No, we have to call this a hard miss. He got the basic genus of aggravating factor wrong: electromagnetic energy when a biological pathogen was predicted. He got the mechanism of causation wrrong: physiological causation instead of an immunological causation. And the original prediction relies upon a known aggravation: suppressing the immune system makes one more susceptible to infection. In contrast, his allegations regarding the fact require an effect he merely speculates exists. I submit he speculates its existence to make the facts seem more like they fit his prediction.

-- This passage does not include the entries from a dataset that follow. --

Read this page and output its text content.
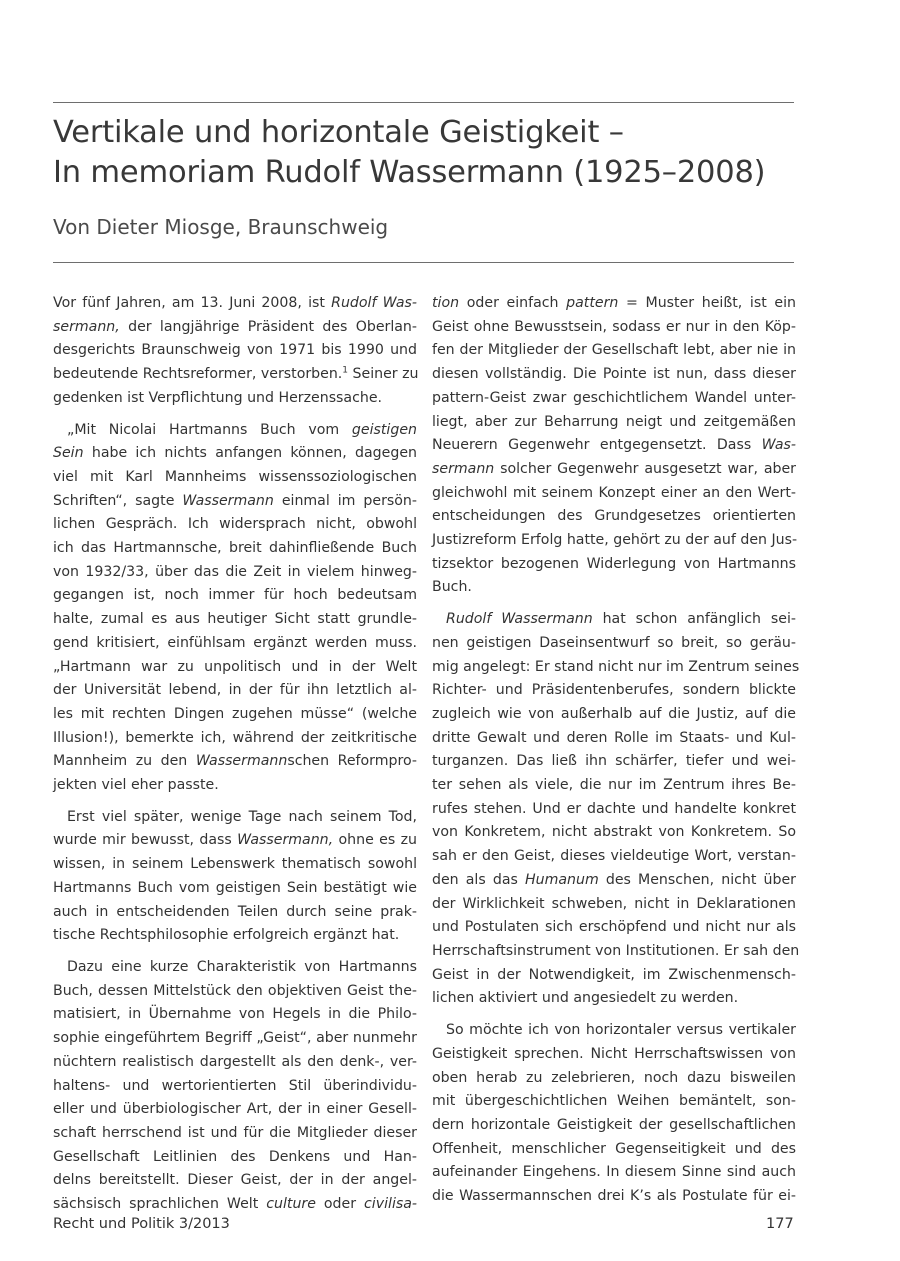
Vertikale und horizontale Geistigkeit –
In memoriam Rudolf Wassermann (1925–2008)
Von Dieter Miosge, Braunschweig

Vor fünf Jahren, am 13. Juni 2008, ist Rudolf Was-
sermann, der langjährige Präsident des Oberlan-
desgerichts Braunschweig von 1971 bis 1990 und
bedeutende Rechtsreformer, verstorben.$^1$ Seiner zu
gedenken ist Verpflichtung und Herzenssache.

„Mit Nicolai Hartmanns Buch vom geistigen
Sein habe ich nichts anfangen können, dagegen
viel mit Karl Mannheims wissenssoziologischen
Schriften“, sagte Wassermann einmal im persön-
lichen Gespräch. Ich widersprach nicht, obwohl
ich das Hartmannsche, breit dahinfließende Buch
von 1932/33, über das die Zeit in vielem hinweg-
gegangen ist, noch immer für hoch bedeutsam
halte, zumal es aus heutiger Sicht statt grundle-
gend kritisiert, einfühlsam ergänzt werden muss.
„Hartmann war zu unpolitisch und in der Welt
der Universität lebend, in der für ihn letztlich al-
les mit rechten Dingen zugehen müsse“ (welche
Illusion!), bemerkte ich, während der zeitkritische
Mannheim zu den Wassermannschen Reformpro-
jekten viel eher passte.

Erst viel später, wenige Tage nach seinem Tod,
wurde mir bewusst, dass Wassermann, ohne es zu
wissen, in seinem Lebenswerk thematisch sowohl
Hartmanns Buch vom geistigen Sein bestätigt wie
auch in entscheidenden Teilen durch seine prak-
tische Rechtsphilosophie erfolgreich ergänzt hat.

Dazu eine kurze Charakteristik von Hartmanns
Buch, dessen Mittelstück den objektiven Geist the-
matisiert, in Übernahme von Hegels in die Philo-
sophie eingeführtem Begriff „Geist“, aber nunmehr
nüchtern realistisch dargestellt als den denk-, ver-
haltens- und wertorientierten Stil überindividu-
eller und überbiologischer Art, der in einer Gesell-
schaft herrschend ist und für die Mitglieder dieser
Gesellschaft Leitlinien des Denkens und Han-
delns bereitstellt. Dieser Geist, der in der angel-
sächsisch sprachlichen Welt culture oder civilisa-

tion oder einfach pattern = Muster heißt, ist ein
Geist ohne Bewusstsein, sodass er nur in den Köp-
fen der Mitglieder der Gesellschaft lebt, aber nie in
diesen vollständig. Die Pointe ist nun, dass dieser
pattern-Geist zwar geschichtlichem Wandel unter-
liegt, aber zur Beharrung neigt und zeitgemäßen
Neuerern Gegenwehr entgegensetzt. Dass Was-
sermann solcher Gegenwehr ausgesetzt war, aber
gleichwohl mit seinem Konzept einer an den Wert-
entscheidungen des Grundgesetzes orientierten
Justizreform Erfolg hatte, gehört zu der auf den Jus-
tizsektor bezogenen Widerlegung von Hartmanns
Buch.

Rudolf Wassermann hat schon anfänglich sei-
nen geistigen Daseinsentwurf so breit, so geräu-
mig angelegt: Er stand nicht nur im Zentrum seines
Richter- und Präsidentenberufes, sondern blickte
zugleich wie von außerhalb auf die Justiz, auf die
dritte Gewalt und deren Rolle im Staats- und Kul-
turganzen. Das ließ ihn schärfer, tiefer und wei-
ter sehen als viele, die nur im Zentrum ihres Be-
rufes stehen. Und er dachte und handelte konkret
von Konkretem, nicht abstrakt von Konkretem. So
sah er den Geist, dieses vieldeutige Wort, verstan-
den als das Humanum des Menschen, nicht über
der Wirklichkeit schweben, nicht in Deklarationen
und Postulaten sich erschöpfend und nicht nur als
Herrschaftsinstrument von Institutionen. Er sah den
Geist in der Notwendigkeit, im Zwischenmensch-
lichen aktiviert und angesiedelt zu werden.

So möchte ich von horizontaler versus vertikaler
Geistigkeit sprechen. Nicht Herrschaftswissen von
oben herab zu zelebrieren, noch dazu bisweilen
mit übergeschichtlichen Weihen bemäntelt, son-
dern horizontale Geistigkeit der gesellschaftlichen
Offenheit, menschlicher Gegenseitigkeit und des
aufeinander Eingehens. In diesem Sinne sind auch
die Wassermannschen drei K’s als Postulate für ei-

Recht und Politik 3/2013	177
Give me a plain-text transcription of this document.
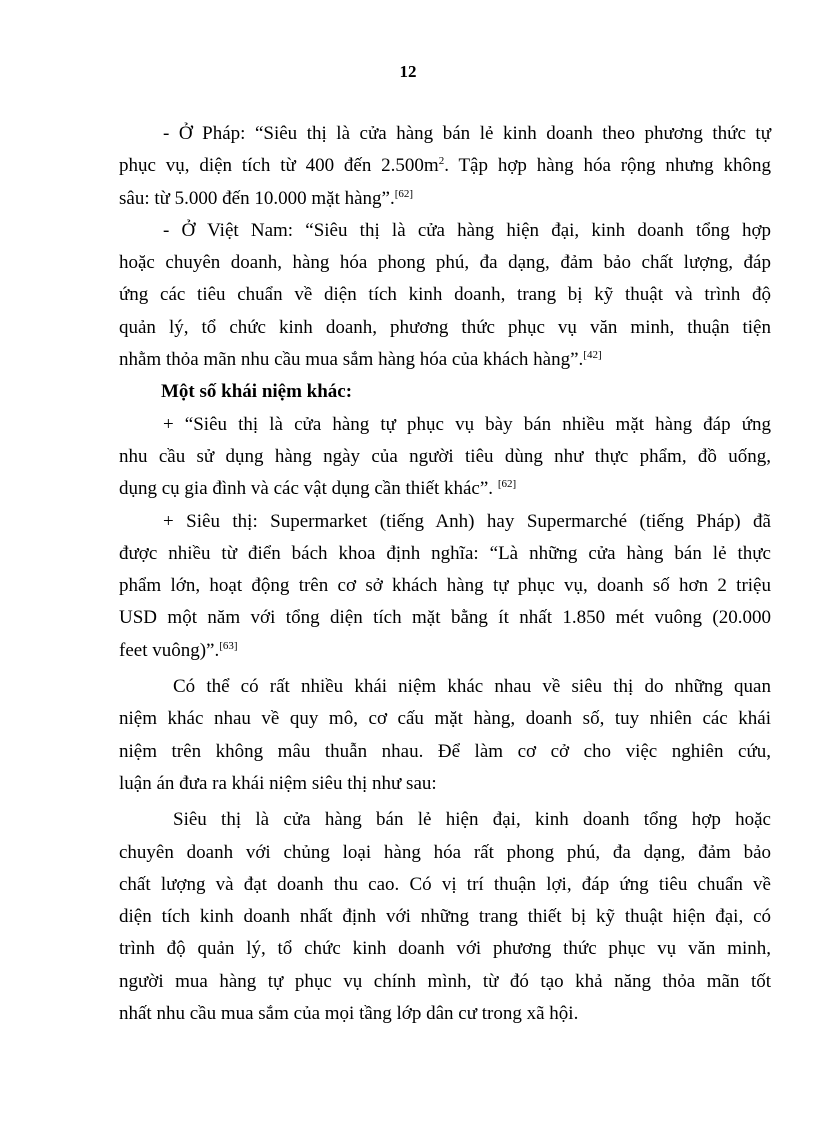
12
- Ở Pháp: “Siêu thị là cửa hàng bán lẻ kinh doanh theo phương thức tự
phục vụ, diện tích từ 400 đến $2.500m^2$. Tập hợp hàng hóa rộng nhưng không
sâu: từ 5.000 đến 10.000 mặt hàng”.[62]
- Ở Việt Nam: “Siêu thị là cửa hàng hiện đại, kinh doanh tổng hợp
hoặc chuyên doanh, hàng hóa phong phú, đa dạng, đảm bảo chất lượng, đáp
ứng các tiêu chuẩn về diện tích kinh doanh, trang bị kỹ thuật và trình độ
quản lý, tổ chức kinh doanh, phương thức phục vụ văn minh, thuận tiện
nhằm thỏa mãn nhu cầu mua sắm hàng hóa của khách hàng”.[42]
Một số khái niệm khác:
+ “Siêu thị là cửa hàng tự phục vụ bày bán nhiều mặt hàng đáp ứng
nhu cầu sử dụng hàng ngày của người tiêu dùng như thực phẩm, đồ uống,
dụng cụ gia đình và các vật dụng cần thiết khác”. [62]
+ Siêu thị: Supermarket (tiếng Anh) hay Supermarché (tiếng Pháp) đã
được nhiều từ điển bách khoa định nghĩa: “Là những cửa hàng bán lẻ thực
phẩm lớn, hoạt động trên cơ sở khách hàng tự phục vụ, doanh số hơn 2 triệu
USD một năm với tổng diện tích mặt bằng ít nhất 1.850 mét vuông (20.000
feet vuông)”.[63]
Có thể có rất nhiều khái niệm khác nhau về siêu thị do những quan
niệm khác nhau về quy mô, cơ cấu mặt hàng, doanh số, tuy nhiên các khái
niệm trên không mâu thuẫn nhau. Để làm cơ cở cho việc nghiên cứu,
luận án đưa ra khái niệm siêu thị như sau:
Siêu thị là cửa hàng bán lẻ hiện đại, kinh doanh tổng hợp hoặc
chuyên doanh với chủng loại hàng hóa rất phong phú, đa dạng, đảm bảo
chất lượng và đạt doanh thu cao. Có vị trí thuận lợi, đáp ứng tiêu chuẩn về
diện tích kinh doanh nhất định với những trang thiết bị kỹ thuật hiện đại, có
trình độ quản lý, tổ chức kinh doanh với phương thức phục vụ văn minh,
người mua hàng tự phục vụ chính mình, từ đó tạo khả năng thỏa mãn tốt
nhất nhu cầu mua sắm của mọi tầng lớp dân cư trong xã hội.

And no, widening the goalposts to include both is not an option, because the larger issue is whether PartSkeptic can be considered a real prophet. We have to base our assessment of "close enough" not just on the likeness of what he predicted to what he observed, but also on the likeness of it toward other possible explanations. In that context, as I mentioned earlier, the similarity of the specific elements of the predicted pandemic to the specific elements of one that had already occurred is salient. We have to consider that the elements were specified on purpose, likely in the hopes that a follow-on pandemic would resemble a past one in sufficient detail to make it seem like the "prophet" got the details right. Thus getting them wrong is not an option. We don't allow the situation where details gotten right indicate success, but details gotten wrong is merely neutral.
And we must consider the likely behavior of someone trying to pretend to be a prophet. We suspect a pseudo-prophet will add detail, knowing that detail is more convincing. We would expect a pseudo-prophet, probably being a layman, will have a limited understanding of what values those details can take on. We would expect a pseudo-prophet to follow the general principle that things to come will resemble history. Except it's a tell-tale in this case. "History," in the case of epidemiology, contains a fairly notable bump in the road that isn't likely to repeat. If a pseudo-prophet mistakenly used that exceptional case as if it were typical, or even expected again any time in history, he'd reveal that this was the process he used to "prophesy."